L’influence politique croissante de l’UCC au sein de l’État canadien découle de la confluence de sa politique fasciste avec la guerre impérialiste contre la Russie, qui est la tentative de l’élite dirigeante de «résoudre» la crise croissante du capitalisme mondial par la conquête militaire. La guerre de l’OTAN en Ukraine, comme le souligne la campagne qui ne cesse de s’intensifier pour dépeindre la Chine comme une menace imminente, n’est que le coup d’envoi d’une troisième guerre mondiale pour la redivision impérialiste du monde.

Les mêmes conditions objectives qui poussent l’élite dirigeante à la guerre poussent des millions de travailleurs du monde entier à lutter contre elle.
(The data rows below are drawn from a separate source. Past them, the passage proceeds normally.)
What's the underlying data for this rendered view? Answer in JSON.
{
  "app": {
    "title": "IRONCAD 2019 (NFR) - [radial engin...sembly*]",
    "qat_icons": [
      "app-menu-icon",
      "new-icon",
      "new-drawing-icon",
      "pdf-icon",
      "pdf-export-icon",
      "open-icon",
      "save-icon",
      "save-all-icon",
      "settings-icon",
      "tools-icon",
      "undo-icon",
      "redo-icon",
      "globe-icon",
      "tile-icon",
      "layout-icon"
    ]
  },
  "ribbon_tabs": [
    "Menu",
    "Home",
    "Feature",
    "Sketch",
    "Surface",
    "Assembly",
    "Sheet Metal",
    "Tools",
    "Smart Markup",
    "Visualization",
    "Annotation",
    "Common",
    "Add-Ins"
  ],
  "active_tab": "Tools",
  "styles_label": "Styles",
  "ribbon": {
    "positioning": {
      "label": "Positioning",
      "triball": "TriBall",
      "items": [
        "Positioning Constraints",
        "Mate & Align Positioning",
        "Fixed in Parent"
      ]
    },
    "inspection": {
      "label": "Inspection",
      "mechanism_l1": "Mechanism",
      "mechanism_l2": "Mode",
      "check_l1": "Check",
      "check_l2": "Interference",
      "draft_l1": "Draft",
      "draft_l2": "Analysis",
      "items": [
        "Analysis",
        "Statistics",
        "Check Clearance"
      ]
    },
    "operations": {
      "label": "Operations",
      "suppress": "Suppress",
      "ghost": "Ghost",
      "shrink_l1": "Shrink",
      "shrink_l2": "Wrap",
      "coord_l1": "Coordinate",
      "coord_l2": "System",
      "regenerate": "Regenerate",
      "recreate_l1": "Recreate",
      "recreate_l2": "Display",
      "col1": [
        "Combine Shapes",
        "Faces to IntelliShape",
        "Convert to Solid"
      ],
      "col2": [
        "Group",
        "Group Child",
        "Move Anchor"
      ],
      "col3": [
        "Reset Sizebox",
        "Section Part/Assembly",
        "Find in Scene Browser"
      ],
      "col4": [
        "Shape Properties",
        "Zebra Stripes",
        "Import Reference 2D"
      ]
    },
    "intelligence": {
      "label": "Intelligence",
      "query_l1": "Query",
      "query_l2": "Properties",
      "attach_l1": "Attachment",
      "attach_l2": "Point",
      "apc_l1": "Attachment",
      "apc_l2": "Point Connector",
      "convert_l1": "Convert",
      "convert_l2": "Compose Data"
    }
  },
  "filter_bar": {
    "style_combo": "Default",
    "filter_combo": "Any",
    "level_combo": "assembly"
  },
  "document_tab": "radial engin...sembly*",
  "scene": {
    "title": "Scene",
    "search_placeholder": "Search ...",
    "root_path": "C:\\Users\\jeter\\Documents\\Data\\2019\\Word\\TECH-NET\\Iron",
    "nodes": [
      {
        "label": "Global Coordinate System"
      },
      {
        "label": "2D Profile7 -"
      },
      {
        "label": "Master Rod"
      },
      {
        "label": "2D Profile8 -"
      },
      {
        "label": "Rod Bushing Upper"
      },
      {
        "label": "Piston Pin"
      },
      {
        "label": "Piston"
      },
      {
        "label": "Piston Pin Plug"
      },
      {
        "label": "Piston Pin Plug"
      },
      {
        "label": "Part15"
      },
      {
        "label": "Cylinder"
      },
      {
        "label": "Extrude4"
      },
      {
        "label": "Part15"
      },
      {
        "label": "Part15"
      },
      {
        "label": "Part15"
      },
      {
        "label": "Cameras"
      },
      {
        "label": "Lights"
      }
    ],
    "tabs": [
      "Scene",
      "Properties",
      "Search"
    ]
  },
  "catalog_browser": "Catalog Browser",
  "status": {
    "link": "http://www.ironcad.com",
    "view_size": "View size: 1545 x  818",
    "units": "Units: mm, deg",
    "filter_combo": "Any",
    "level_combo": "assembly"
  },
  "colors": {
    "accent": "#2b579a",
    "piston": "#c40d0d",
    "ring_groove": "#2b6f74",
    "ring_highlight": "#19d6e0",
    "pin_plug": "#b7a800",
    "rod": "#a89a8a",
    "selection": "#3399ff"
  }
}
Le Mouvement international des jeunes et des étudiants pour l’égalité sociale (IYSSE) se bat pour armer les jeunes avec la perspective socialiste et internationaliste qui est nécessaire pour construire un mouvement antiguerre de masse dans la classe ouvrière pour mettre un terme à la guerre impérialiste.

Dans une déclaration précédant le rassemblement mondial contre la guerre qui s’est tenu le 10 décembre 2022, l’IYSSE a écrit: «Tout comme c’est la Révolution russe, la plus grande intervention de la classe ouvrière dans l’histoire mondiale, qui a mis fin au premier carnage mondial de la Première Guerre mondiale, ce sera l’intervention de la classe ouvrière internationale qui arrêtera aujourd’hui l’escalade vers la Troisième Guerre mondiale.»